Danny's advertising makes as much sense as supermarket strategy. If you can't go into the store and pass the roasting chickens without salivating I suggest you take cotton balls and shove them up your nose. I have never gone to the store for milk, or fruit, or staples of any kind and come home with a chicken. Maybe I just have exceptionally strong will power or a terrible sense of smell.

"Honey, wipe your chin.....you're salivating again."

It's no accident that shopping carts are getting bigger. We doubled the size of the carts and customers bought 19% more.

I guess 19% is 19% but a more successful increase would be 100%, they did double the size.
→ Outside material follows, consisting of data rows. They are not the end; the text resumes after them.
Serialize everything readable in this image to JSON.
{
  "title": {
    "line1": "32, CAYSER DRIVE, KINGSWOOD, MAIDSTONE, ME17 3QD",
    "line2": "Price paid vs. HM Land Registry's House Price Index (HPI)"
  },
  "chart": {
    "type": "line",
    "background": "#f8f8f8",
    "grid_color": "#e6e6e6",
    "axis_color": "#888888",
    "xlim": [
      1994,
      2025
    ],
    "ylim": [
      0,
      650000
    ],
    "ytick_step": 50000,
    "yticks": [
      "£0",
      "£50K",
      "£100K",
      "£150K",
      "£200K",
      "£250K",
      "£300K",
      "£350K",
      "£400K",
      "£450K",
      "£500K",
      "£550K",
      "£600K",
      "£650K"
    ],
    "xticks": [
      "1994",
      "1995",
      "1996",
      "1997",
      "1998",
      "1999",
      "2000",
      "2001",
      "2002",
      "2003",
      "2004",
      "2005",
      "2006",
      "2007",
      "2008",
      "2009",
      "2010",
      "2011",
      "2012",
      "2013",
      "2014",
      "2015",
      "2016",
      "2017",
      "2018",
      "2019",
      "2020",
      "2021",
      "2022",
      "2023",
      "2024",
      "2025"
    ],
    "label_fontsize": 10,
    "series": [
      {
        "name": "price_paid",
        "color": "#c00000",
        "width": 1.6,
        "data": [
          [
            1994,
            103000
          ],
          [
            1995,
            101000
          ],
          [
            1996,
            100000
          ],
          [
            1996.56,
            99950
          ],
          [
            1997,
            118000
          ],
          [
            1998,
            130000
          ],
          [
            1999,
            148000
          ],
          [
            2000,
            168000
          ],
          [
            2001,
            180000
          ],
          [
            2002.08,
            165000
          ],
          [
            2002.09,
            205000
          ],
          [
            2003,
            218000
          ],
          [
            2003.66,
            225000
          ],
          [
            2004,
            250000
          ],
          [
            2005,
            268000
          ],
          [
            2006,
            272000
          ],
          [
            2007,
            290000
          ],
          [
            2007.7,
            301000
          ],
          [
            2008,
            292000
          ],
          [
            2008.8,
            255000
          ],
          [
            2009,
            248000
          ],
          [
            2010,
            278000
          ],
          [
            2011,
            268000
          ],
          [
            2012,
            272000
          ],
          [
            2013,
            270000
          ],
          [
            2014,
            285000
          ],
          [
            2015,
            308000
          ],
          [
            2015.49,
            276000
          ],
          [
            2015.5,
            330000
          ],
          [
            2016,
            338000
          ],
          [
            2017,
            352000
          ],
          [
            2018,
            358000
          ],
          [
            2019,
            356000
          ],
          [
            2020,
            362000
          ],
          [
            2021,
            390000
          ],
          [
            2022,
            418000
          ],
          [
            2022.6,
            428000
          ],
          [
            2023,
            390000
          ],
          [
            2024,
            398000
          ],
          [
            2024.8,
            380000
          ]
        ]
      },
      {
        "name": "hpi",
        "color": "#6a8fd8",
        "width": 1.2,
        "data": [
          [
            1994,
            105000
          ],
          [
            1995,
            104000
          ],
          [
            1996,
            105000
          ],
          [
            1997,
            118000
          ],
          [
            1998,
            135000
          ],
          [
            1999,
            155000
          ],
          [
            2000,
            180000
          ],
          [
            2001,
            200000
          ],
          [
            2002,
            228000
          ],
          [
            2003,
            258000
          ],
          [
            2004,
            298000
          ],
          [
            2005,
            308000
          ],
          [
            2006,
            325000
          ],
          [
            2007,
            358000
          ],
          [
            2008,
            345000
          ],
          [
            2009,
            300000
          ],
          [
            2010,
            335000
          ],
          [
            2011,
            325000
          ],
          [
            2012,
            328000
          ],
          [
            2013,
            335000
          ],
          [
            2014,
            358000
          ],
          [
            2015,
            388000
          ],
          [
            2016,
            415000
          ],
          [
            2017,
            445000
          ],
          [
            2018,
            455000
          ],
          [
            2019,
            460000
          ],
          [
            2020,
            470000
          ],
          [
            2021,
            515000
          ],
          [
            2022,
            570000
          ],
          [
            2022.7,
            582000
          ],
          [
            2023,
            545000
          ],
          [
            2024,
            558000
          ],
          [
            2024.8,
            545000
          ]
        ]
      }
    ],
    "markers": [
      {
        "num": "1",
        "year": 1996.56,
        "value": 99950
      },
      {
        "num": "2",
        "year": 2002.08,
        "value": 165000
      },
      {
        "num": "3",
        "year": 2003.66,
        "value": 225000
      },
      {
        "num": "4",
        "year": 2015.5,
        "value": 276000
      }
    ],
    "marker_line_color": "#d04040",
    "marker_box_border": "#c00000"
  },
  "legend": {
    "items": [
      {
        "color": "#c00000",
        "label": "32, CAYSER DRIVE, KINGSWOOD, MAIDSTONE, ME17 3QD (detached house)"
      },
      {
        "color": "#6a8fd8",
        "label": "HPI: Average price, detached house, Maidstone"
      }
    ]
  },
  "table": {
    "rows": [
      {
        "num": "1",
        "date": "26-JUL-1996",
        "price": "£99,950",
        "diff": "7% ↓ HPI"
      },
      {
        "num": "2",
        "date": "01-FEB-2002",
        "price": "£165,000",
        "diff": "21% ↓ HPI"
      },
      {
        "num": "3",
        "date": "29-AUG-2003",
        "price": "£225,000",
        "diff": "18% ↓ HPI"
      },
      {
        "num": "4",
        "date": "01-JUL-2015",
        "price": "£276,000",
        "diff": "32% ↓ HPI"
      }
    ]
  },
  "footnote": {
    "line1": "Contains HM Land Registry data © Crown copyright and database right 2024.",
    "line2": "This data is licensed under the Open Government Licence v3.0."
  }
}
Just because it's bigger doesn't mean you have to add impulse items. Like my old boss Ed Roberts used to tell me, "You need to be smarter than the box," or in this case the cart.

Our Safeway carts have cup holders. The store also houses a Starbucks. Coincidence, I think not.

The more people buy the more they consume.

If you used to buy (and drink in a week) a six-pack of soda and now buy the standard size, a 12-pack, you'll start drinking 12 cans a week.

Are we that fucking stupid? Do you buy a five pound roast and eat the whole damn thing before slicing some for the freezer? Do you buy two dozen eggs and eat omelets for breakfast every morning? Do you go to Costco once a week? If you answered yes to any of these you should hire a professional shopper.

The average consumer tends to remember the price of only four items.

Milk, bread, bananas and eggs, ninety-five percent of shoppers have no idea what all other items cost and don't know if they're getting a good deal.

I don't know who this study is geared to. I check every price, and expiration date, before I put anything in my shopping cart. They last thing I need is a two dollar apple, and I've seen more than a few in my time. Besides, you don't need to remember the price of anything, that's why they give you a receipt. Don't forget; always check it before you leave the store.

The produce department is in the front of the store because its bright colors put you in a good mood and inspire you to buy more.


Inspirational Fruit

A couple of things to keep in mind here; buying more fruit and vegetables is a good thing (unless it's a $2 apple). And if they think the "bright colors will put me in a good mood and inspire me to buy more", well, I go to the produce section last, not first. I don't care if it is in the front of the store. I wouldn't want to bruise my produce with all those 12-packs of soda.

Over 60% of shoppers off-load products as they check out.

So supermarkets started making checkout lanes narrower, which means less shelf space, which means it's harder to ditch goods at the last minute.

So now the store is saying over half of us are indecisive or too insecure to leave items in the cart. "I know I'll never eat the smoked eel in soybean oil but I was too embarrassed to leave it in the cart."

Or just do what people at my store do; on the way to checkout leave frozen impulse items in the cookie isle.

We let you linger...it's good for business.

This from a former checker: Customers would tell me they "Just came in for eggs" and would have $200 worth of stuff.

And I wondered why they gave away all those free samples. In an effort to promote more lingering my store is going to start showing reruns of "I Dream of Jeanie", "The Golden Girls" and "Friends."

Many stores play music with a rhythm that's much slower that the average heartbeat which makes you spend more time in the store and buy 29% more.

So make (and take) a list and stick to it. Get that heart rate up. Wear headphones and listen to upbeat music. Dance through the store with abandon. Who cares what you look like; it's only grocery shopping, so have fun.

Let the suits turn food shopping into statistics, psychology and economics. You need to eat and with the price of food rising faster than gas you need to shop smart.